I don’t understand, Arturo said. What keeps you going?

They were on their walk home, and for a moment he heard only the round beat of their shoes against stone streets.

Ghosts, said Dante.

What ghosts?

None, no ghosts, don’t be stupid, he said quickly. I just want to eat and to raise a family, like everybody else.

This was all he would admit to. But on two separate nights, Arturo had woken to his friend thrashing beside him, caught in a nightmare, talking in his sleep.
No. No. Cora!
The first time, Dante struggled as if under attack. Arturo shook him and whispered as loudly as he dared.

Dante. Dante!

Dante opened his eyes.

You were dreaming. It was a dream.

Dante made a strange, strangled sound.

Do you need something? Water?

No. Sorry I woke you.

Forget about it.

Dante closed his eyes. Arturo didn’t know whether he was asleep or pretended to be, but they didn’t speak any more that night.
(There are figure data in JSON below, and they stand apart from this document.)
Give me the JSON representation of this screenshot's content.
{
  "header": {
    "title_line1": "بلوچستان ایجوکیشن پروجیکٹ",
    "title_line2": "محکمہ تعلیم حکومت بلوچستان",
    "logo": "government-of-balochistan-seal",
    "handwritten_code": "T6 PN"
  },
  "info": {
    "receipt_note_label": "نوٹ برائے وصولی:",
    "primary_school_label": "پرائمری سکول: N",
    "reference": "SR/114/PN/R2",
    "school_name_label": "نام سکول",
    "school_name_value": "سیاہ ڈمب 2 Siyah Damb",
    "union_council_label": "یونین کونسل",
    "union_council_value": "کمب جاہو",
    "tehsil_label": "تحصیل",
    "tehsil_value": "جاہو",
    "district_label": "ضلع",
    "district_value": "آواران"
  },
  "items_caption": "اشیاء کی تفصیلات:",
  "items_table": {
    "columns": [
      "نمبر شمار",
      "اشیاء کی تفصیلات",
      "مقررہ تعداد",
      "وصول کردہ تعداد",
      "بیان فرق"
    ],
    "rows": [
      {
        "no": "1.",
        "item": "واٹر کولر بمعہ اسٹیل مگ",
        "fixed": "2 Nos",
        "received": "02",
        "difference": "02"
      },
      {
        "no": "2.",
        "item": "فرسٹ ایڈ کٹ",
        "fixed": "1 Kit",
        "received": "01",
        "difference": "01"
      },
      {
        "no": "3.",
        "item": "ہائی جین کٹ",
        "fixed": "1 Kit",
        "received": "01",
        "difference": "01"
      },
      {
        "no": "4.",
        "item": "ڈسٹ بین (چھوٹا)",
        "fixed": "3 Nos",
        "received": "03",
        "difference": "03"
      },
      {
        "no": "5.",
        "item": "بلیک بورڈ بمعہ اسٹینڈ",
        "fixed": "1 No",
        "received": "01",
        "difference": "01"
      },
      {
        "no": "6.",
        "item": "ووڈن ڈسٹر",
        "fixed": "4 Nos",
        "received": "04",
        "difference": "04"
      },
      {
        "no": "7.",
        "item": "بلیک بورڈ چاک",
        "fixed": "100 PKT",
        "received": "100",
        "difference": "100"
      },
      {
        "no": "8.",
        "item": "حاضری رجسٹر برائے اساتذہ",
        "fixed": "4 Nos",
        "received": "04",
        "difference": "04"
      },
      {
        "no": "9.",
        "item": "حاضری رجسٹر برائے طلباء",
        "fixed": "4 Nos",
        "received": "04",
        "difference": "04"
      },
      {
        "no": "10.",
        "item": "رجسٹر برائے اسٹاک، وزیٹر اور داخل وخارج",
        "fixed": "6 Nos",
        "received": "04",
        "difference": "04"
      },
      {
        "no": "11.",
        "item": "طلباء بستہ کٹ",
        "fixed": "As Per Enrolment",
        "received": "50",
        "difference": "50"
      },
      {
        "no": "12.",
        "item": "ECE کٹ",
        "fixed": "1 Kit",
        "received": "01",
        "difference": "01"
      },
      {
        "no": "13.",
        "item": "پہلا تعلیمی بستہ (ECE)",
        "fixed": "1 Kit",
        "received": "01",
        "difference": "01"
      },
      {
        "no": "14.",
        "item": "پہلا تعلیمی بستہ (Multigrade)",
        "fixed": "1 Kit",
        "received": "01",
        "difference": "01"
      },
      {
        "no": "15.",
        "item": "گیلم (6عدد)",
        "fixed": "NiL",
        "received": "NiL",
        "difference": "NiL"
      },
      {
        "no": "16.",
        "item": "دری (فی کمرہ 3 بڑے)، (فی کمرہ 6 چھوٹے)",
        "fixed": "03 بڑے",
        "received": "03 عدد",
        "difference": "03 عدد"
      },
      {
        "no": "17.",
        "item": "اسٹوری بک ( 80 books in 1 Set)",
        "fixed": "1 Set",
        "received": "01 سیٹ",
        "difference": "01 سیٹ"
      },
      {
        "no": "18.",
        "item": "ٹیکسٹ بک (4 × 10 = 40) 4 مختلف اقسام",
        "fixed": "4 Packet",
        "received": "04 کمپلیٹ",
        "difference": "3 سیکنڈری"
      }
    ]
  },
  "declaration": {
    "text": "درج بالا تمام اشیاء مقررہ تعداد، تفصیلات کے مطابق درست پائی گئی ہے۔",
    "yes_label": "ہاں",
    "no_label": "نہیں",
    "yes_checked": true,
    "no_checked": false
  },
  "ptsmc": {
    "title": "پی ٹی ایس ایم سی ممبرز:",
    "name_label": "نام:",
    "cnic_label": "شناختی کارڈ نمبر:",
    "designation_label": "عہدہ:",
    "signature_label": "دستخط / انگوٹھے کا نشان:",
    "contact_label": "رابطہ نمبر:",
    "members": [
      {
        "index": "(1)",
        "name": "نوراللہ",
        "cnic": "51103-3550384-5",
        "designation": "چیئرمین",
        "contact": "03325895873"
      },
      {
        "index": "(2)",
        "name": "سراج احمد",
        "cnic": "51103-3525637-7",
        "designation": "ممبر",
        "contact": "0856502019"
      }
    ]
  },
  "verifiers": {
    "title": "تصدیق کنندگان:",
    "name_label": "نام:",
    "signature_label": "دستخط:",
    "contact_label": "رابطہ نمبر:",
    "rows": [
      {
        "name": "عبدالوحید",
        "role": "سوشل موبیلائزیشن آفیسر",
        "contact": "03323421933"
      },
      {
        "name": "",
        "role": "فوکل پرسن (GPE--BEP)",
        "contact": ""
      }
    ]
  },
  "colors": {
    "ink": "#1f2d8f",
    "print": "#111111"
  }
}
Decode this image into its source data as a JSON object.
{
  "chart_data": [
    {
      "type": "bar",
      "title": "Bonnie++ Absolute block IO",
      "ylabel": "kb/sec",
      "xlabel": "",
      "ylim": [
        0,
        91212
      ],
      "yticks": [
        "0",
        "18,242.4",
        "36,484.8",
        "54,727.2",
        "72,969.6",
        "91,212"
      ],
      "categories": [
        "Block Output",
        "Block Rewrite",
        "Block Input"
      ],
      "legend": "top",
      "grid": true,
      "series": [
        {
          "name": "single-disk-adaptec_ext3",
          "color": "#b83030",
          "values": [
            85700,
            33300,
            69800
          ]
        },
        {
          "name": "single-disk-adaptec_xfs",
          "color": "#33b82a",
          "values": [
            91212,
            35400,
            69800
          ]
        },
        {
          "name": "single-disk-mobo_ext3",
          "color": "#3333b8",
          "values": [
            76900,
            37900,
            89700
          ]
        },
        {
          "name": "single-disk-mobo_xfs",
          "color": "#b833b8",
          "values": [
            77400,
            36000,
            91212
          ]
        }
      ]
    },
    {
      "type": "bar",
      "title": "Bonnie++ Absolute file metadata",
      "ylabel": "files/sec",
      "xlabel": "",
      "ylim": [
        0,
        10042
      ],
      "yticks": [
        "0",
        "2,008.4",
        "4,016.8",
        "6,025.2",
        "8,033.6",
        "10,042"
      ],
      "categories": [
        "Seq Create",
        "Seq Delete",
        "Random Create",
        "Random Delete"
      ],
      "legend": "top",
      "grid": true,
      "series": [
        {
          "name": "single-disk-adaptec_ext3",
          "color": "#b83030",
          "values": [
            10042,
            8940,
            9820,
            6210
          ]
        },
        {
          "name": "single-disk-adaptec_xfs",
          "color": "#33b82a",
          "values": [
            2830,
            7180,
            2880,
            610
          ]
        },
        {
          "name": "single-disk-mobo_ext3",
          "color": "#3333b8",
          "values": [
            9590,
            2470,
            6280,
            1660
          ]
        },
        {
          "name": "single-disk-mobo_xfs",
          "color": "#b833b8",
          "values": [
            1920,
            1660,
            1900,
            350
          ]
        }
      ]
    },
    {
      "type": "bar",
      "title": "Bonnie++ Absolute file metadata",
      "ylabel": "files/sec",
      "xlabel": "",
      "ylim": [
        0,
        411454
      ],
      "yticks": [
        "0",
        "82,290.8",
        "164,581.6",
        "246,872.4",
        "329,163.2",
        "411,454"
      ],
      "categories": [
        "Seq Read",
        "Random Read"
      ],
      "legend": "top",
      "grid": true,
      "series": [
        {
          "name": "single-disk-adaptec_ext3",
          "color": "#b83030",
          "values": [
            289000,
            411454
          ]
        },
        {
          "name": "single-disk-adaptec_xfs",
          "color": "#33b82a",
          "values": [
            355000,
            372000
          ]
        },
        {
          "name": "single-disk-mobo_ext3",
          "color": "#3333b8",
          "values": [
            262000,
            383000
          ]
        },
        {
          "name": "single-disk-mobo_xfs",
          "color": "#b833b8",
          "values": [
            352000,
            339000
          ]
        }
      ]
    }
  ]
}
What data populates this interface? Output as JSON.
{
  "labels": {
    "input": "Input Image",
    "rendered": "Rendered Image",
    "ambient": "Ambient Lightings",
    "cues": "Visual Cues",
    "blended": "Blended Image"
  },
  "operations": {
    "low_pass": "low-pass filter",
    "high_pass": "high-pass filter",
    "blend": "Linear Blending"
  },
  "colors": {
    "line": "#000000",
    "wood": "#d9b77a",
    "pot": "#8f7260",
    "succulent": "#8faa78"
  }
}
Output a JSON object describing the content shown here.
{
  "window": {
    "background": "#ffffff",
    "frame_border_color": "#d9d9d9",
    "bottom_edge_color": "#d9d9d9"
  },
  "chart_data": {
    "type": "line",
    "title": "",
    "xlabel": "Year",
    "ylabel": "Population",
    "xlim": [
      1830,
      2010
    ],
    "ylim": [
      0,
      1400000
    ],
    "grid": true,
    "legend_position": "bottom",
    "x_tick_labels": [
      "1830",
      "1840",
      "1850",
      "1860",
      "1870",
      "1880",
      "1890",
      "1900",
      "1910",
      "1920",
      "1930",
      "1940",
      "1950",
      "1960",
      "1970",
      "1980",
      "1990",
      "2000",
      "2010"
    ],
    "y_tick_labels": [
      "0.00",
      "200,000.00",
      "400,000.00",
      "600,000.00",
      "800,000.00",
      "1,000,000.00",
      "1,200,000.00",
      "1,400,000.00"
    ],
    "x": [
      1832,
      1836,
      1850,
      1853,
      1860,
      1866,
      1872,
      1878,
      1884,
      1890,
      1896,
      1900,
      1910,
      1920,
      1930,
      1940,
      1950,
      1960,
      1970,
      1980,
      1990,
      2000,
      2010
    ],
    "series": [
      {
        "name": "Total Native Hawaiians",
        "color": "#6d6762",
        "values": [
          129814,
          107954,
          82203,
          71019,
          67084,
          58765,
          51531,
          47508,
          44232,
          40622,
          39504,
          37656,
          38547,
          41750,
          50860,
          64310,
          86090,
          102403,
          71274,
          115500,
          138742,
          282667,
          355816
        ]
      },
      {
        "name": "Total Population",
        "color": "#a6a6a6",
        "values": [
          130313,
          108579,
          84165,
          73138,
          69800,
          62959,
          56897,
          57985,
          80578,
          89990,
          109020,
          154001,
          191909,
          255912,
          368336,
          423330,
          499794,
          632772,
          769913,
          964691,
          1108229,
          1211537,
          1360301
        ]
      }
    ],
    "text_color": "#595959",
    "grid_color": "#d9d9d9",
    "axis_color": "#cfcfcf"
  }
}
Six weeks passed before it happened again. Arturo shook him awake as he had before, then whispered the question he’d been carrying since the first time. Who is Cora?

Dante was silent for so long that Arturo thought he’d fallen back asleep. Then he said, very quietly, Nobody.

Arturo hesitated. But—

And if you ever say that name to me again I’ll beat the lights out of you. Understand?